L’ouvrage de M. Bäumker s’arrête après les derniers néoplatoniciens. J’exprime le regret qu’il n’ait pas compris dans son plan les philosophes chrétiens. Au point où en étaient venus les païens après Plotin, la différence des religions doit, ce semble, être écartée alors qu’il s’agit de présenter l’histoire d’un concept particulier, mais d’une importance capitale. M. Bäumker a d’ailleurs montré, par quelques observations de détail, qu’il eût pu facilement enrichir son livre d’un chapitre substantiel et plein d’intérêt en faisant ressortir les doctrines sur la matière adoptées chez les Pères de l’Église et les exégètes chrétiens. La similitude de l’esprit qui les animait avec celui des néoplatoniciens mérite d’être mise en lumière, et en tout cas il importe évidemment de recueillir des renseignements précis sur les opinions courantes chez eux, en dehors des questions dogmatiques.

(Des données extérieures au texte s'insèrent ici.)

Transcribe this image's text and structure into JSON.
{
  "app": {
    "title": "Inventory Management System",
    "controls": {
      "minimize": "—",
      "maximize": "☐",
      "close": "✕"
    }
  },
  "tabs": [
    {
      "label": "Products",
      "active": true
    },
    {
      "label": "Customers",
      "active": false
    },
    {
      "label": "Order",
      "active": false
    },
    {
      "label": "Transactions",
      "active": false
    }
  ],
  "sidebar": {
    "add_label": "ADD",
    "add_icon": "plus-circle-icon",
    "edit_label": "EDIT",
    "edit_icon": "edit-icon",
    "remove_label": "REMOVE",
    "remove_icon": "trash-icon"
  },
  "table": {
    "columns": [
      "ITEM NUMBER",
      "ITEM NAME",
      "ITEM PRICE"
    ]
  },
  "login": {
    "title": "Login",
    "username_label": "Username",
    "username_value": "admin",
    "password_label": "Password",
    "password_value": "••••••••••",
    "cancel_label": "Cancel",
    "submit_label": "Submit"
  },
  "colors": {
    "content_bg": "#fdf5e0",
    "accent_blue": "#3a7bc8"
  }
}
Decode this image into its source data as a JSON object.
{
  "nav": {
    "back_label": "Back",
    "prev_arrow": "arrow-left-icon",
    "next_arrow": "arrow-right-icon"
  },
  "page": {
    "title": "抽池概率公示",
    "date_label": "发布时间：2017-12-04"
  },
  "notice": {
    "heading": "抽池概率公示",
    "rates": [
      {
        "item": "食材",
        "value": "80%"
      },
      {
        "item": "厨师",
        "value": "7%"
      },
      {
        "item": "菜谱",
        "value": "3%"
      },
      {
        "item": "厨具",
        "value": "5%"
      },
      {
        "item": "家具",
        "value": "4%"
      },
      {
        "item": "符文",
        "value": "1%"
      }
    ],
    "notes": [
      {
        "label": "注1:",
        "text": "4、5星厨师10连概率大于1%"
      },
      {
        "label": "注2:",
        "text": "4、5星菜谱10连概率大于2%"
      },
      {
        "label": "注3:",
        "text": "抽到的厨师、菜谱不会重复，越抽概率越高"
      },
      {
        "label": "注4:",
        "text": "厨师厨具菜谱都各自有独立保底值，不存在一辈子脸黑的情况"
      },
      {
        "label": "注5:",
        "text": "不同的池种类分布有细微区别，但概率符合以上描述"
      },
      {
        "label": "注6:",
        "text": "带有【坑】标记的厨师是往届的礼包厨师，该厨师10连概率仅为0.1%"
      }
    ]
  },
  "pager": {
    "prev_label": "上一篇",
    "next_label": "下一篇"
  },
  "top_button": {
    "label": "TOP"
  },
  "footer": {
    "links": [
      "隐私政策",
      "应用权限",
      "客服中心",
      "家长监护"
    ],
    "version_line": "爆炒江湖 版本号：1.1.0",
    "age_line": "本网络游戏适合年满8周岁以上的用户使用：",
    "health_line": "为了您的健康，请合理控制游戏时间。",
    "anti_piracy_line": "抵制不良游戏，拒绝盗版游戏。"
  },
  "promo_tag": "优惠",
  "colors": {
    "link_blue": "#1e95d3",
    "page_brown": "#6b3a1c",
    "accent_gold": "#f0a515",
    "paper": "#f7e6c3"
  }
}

Le très volumineux ouvrage de M. Lasswitz permet au reste de combler dans une certaine mesure la lacune que je viens de signaler ; il remonte, en effet, jusqu’à Dionysius d’Alexandrie (dans Eusèbe, Pré. évang.), Lactance, saint Augustin pour rechercher dans leurs écrits les allusions qu’ils font à la doctrine atomistique et les objections qu’ils lui adressent.

L’objet de cet ouvrage est d’ailleurs proprement l’étude des conceptions relatives à la matière qui se firent jour lors de la Renaissance et se substituèrent à celles qui avaient presque exclusivement régné pendant le moyen âge. M. Lasswitz désigne ces nouvelles conceptions sous le nom de théorie corpusculaire ; il le qualifie d’ailleurs plus spécialement par l’épithète de cinétique, et il en conduit l’histoire jusqu’à Newton. Après celui-ci, la force ayant été isolée de la matière et substantialisée à son tour, la théorie corpusculaire subit une transformation profonde ; elle devint dynamique et garda ce caractère jusqu’à ce que les découvertes de notre siècle eussent établi entre les forces physiques des relations qu’elle était insuffisante à expliquer.

Il s’agit donc surtout, dans l’ouvrage de M. Lasswitz, d’un mouvement de transition bien limité, mouvement que dominent surtout les noms de Galilée, Descartes, Gassend, Huygens, et qui est aujourd’hui d’autant plus intéressant à étudier que, dans l’impasse où l’on se trouve désormais, on est conduit à de nouvelles tentatives qui retombent forcément dans le cercle d’idées alors parcouru. M. Lasswitz ne cache pas d’ailleurs sa prédilection pour les principes posés par les grands penseurs du xviie siècle, et son but est surtout de tirer de l’évolution historique qu’il étudie une conclusion systématique sur la façon dont la matière doit être conçue.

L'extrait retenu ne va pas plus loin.